だから、どうしても気になるのだ。彼は本当に、そう信じきったまま、死ぬことができたのだろうか、と。
「…いっぱい、辛かったもんね。最後ぐらい、安らかであってほしいよね」
彼は世界への絶望と失望を、抱き締めたまま落ちていけただろうか。最期の最後にベッドの上からは見えなかった、青く広がる空で包まれたりはしなかっただろうか。世界は自分が思っているよりも、ずっとずっと広がっていて、胸をうつ美しさがたくさんあるのだと、知ることはなく死ねただろうか。

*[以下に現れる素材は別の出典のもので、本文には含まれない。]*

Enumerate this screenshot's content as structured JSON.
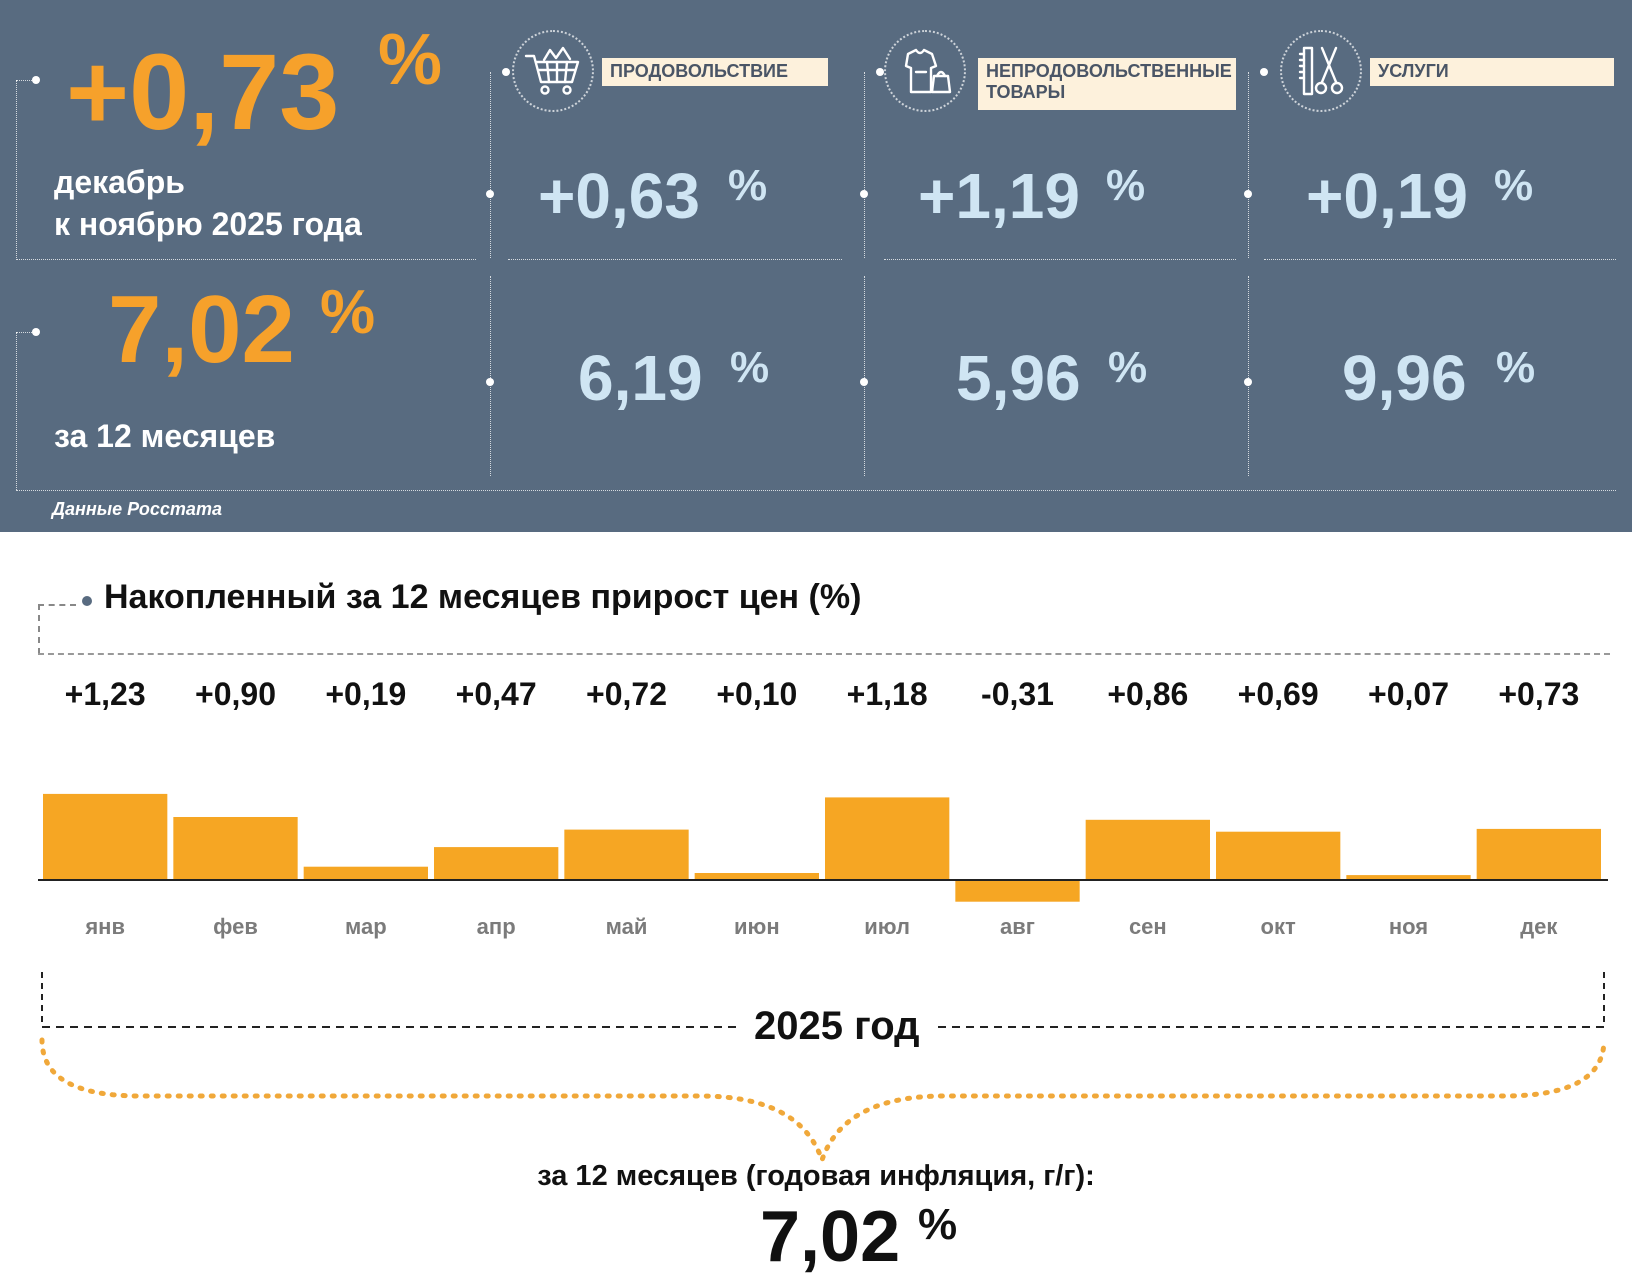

「まさか希望なんて、抱いたまま落ちるなんて、あんまりだよね?」
ひとりぼっちの病室は、彼が消えた世界と同じように凪いでいて、問いに応える声などありはしない。白に包まれた世界から眺める外は、鮮やかさを急速に失っていき、やがてこの部屋のように白に染まっていくのだろう。その後にまた鮮やかな色で彩られると、わかってはいてももう、彼にはそれに耐えうるだけの希望は残っていなかった。私にすべてを吐き出して、空虚なまま落ちていった。そうであってほしかった。もうどうにもならない、死へと落ちていくその最中に、心の奥底から希望が湧き上がるなんてあまりにも残酷過ぎるから。
嗚呼、彼の顔を思い出せない。息苦しさが喉までせり上がる。目を細め手に力を込めれば、固い感触が肌へと溶け込んでいく。握り締める窓枠は穏やかに冷たく、風は穏やかに優しく、眩しさと相まってただ、吐き気がした。